Whenever Elgin Baylor played, people stopped what they were doing and watched.

That refrain appears throughout the new young adult book “Above the Rim: How Elgin Baylor Changed Basketball.”

Author Jennifer Bryant and illustrator Frank Morrison spoke with “City Lights” host Lois Reitzes via Zoom to discuss the book about the award-winning NBA player.

Bryant said her interest in telling the story of Baylor was sparked by the fact that he is an important — yet lesser-known and under-celebrated — figure in history.

A Hall of Famer, Baylor played professional basketball for the Los Angeles and Minneapolis Lakers until his retirement  in 1971 due to an ongoing knee injury.

In 1959, a West Virginia hotel and local restaurants refused to serve Baylor and his African American teammates.

As a way of protest, Baylor decided to boycott the game on Jan. 16, 1959, in Charleston, West Virginia.

“He was a rookie NBA player, and, in those days, the NBA only had eight teams. It was fascinating to imagine the kind of travel and lives that they had, and they didn’t have a really big fan base. But Elgin was really the star of the team [Minneapolis Lakers], but he was turned away at the hotel when they got to West Virginia. That was enough. He said, ‘They can’t just let me out of a cage like an animal to play the game and not treat me like a human being the rest of the time,’” said Bryant.

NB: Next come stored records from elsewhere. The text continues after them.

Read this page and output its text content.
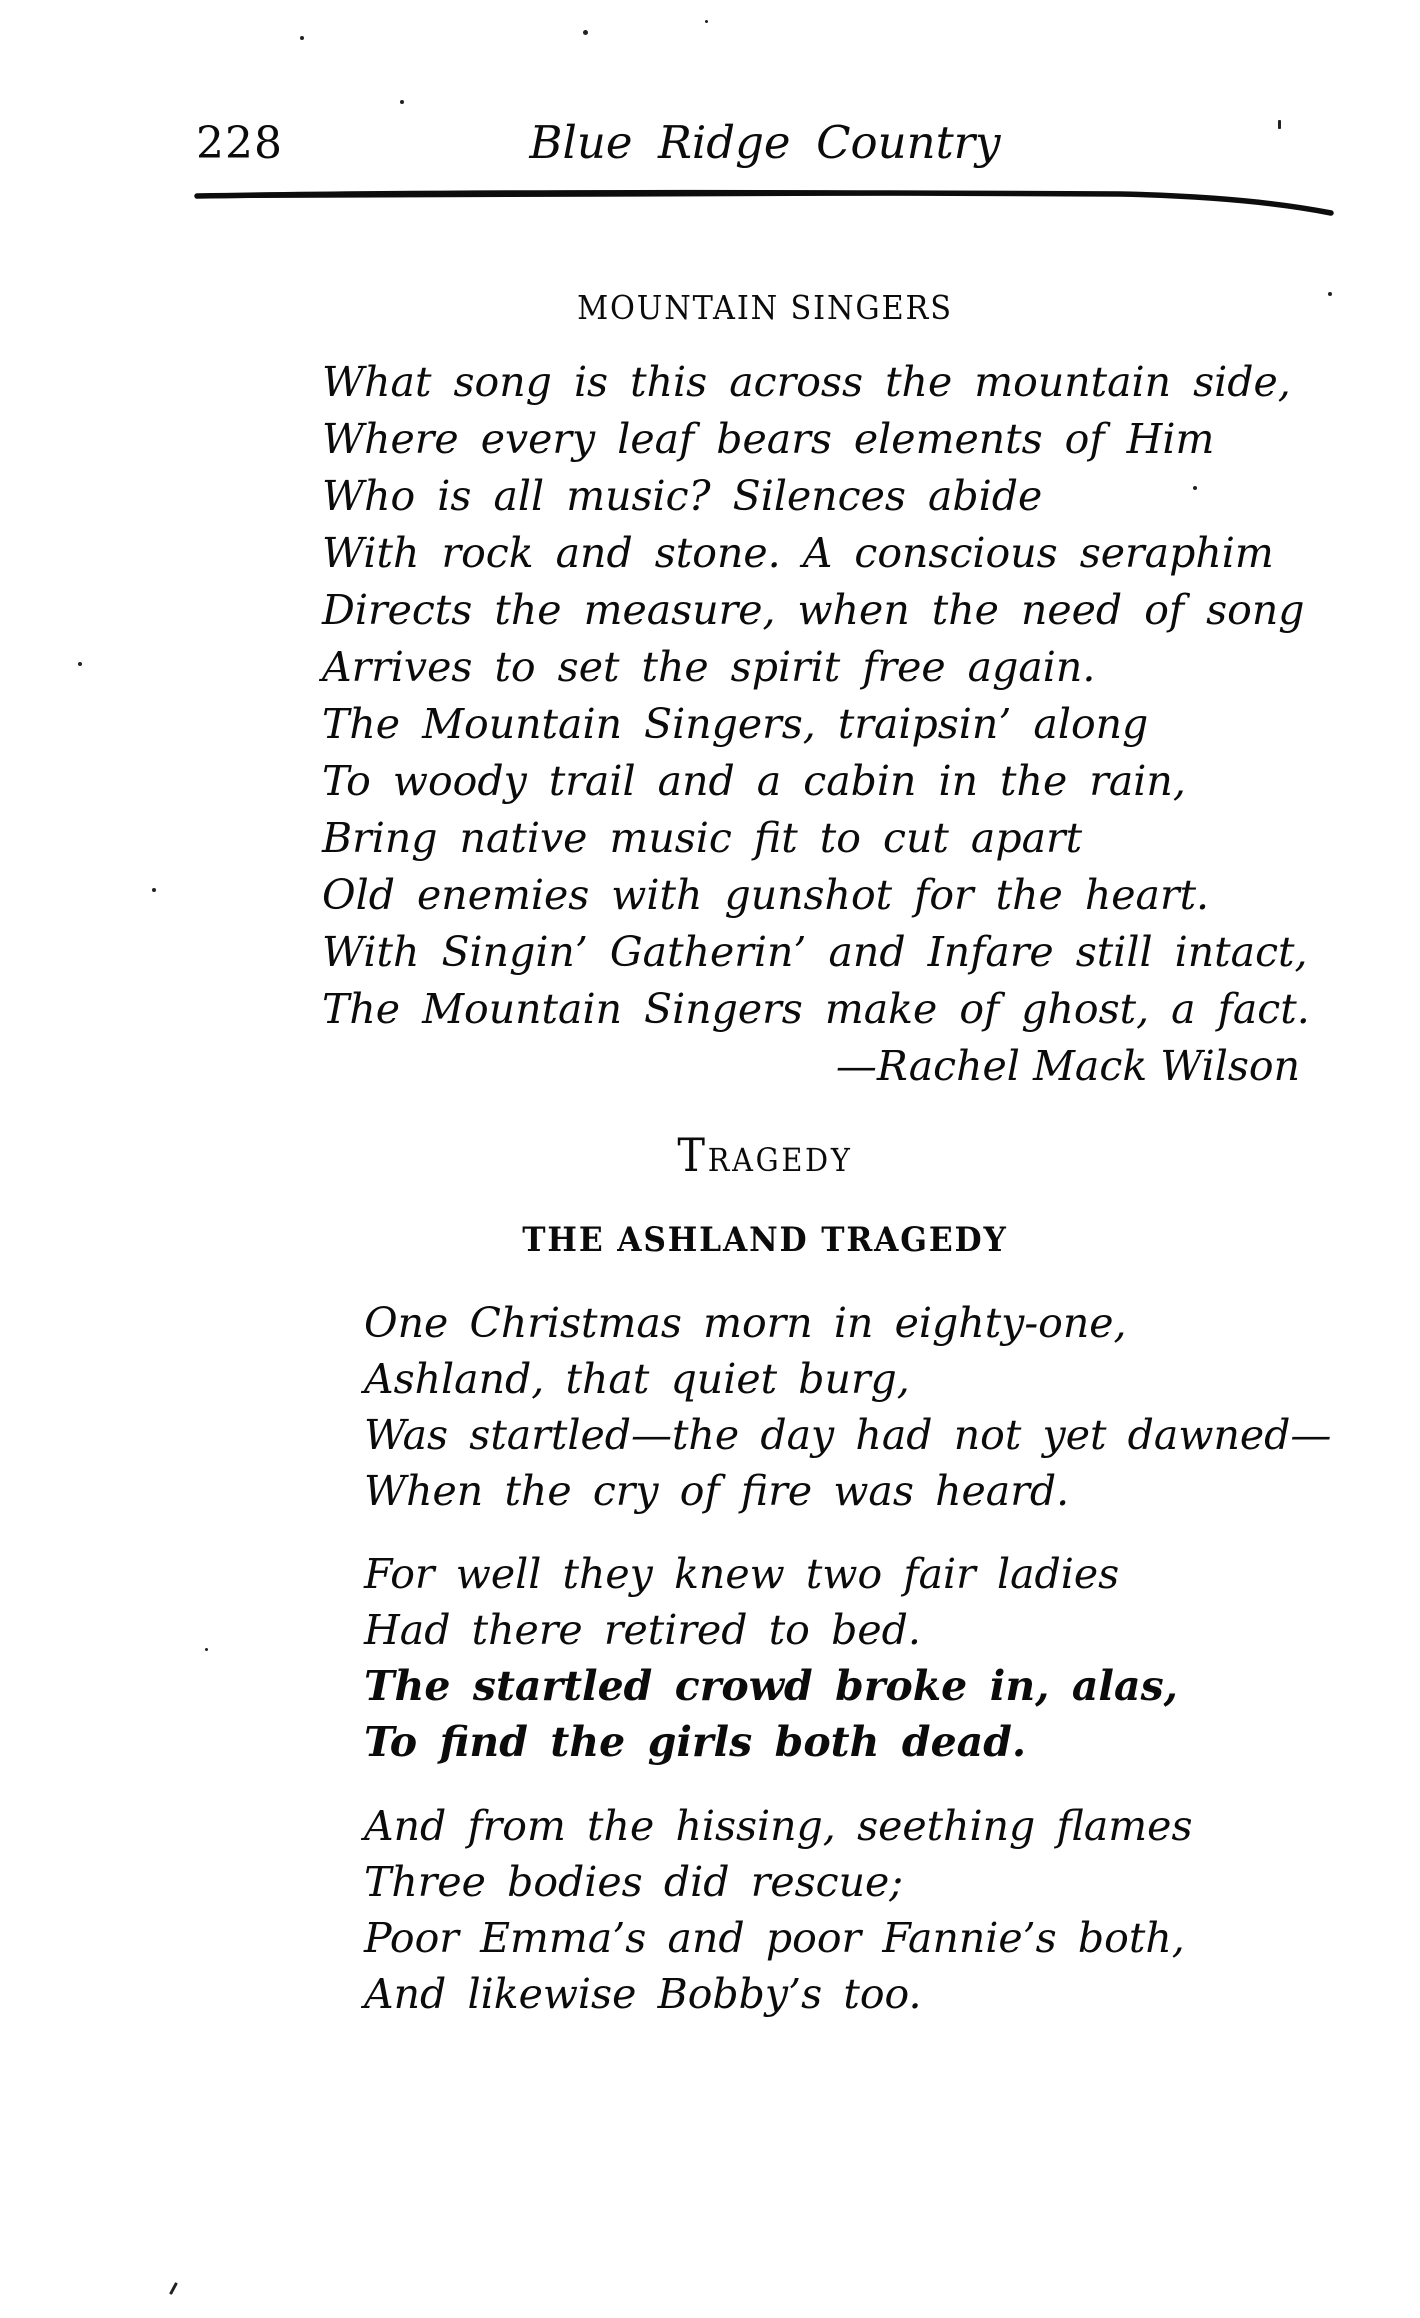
228	Blue Ridge Country
MOUNTAIN SINGERS
What song is this across the mountain side,
Where every leaf bears elements of Him
Who is all music? Silences abide
With rock and stone. A conscious seraphim
Directs the measure, when the need of song
Arrives to set the spirit free again.
The Mountain Singers, traipsin’ along
To woody trail and a cabin in the rain,
Bring native music fit to cut apart
Old enemies with gunshot for the heart.
With Singin’ Gatherin’ and Infare still intact,
The Mountain Singers make of ghost, a fact.
—Rachel Mack Wilson
Tragedy
THE ASHLAND TRAGEDY
One Christmas morn in eighty-one,
Ashland, that quiet burg,
Was startled—the day had not yet dawned—
When the cry of fire was heard.
For well they knew two fair ladies
Had there retired to bed.
The startled crowd broke in, alas,
To find the girls both dead.
And from the hissing, seething flames
Three bodies did rescue;
Poor Emma’s and poor Fannie’s both,
And likewise Bobby’s too.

Baylor was one of the first pro athletes to stage a boycott during a game.

Bryant wanted to demonstrate in her book that along with Baylor’s protest on the court, this was part of a larger movement around the United States by civil rights advocates.

Morrison said he was honored to illustrate civil rights icons in the book as well.

“When I do have the opportunity to paint civil rights heroes, I just feel blessed. I wanted to do the best I can particularly on these images because I hold them in high respect. Particularly with Rosa Parks, I wanted to show that she did get into ‘good trouble,’ as John Lewis would say. I painted her to not look apologetic for what she had done, she looked stunned,” said Morrison.

“Above the Rim” is now available for purchase.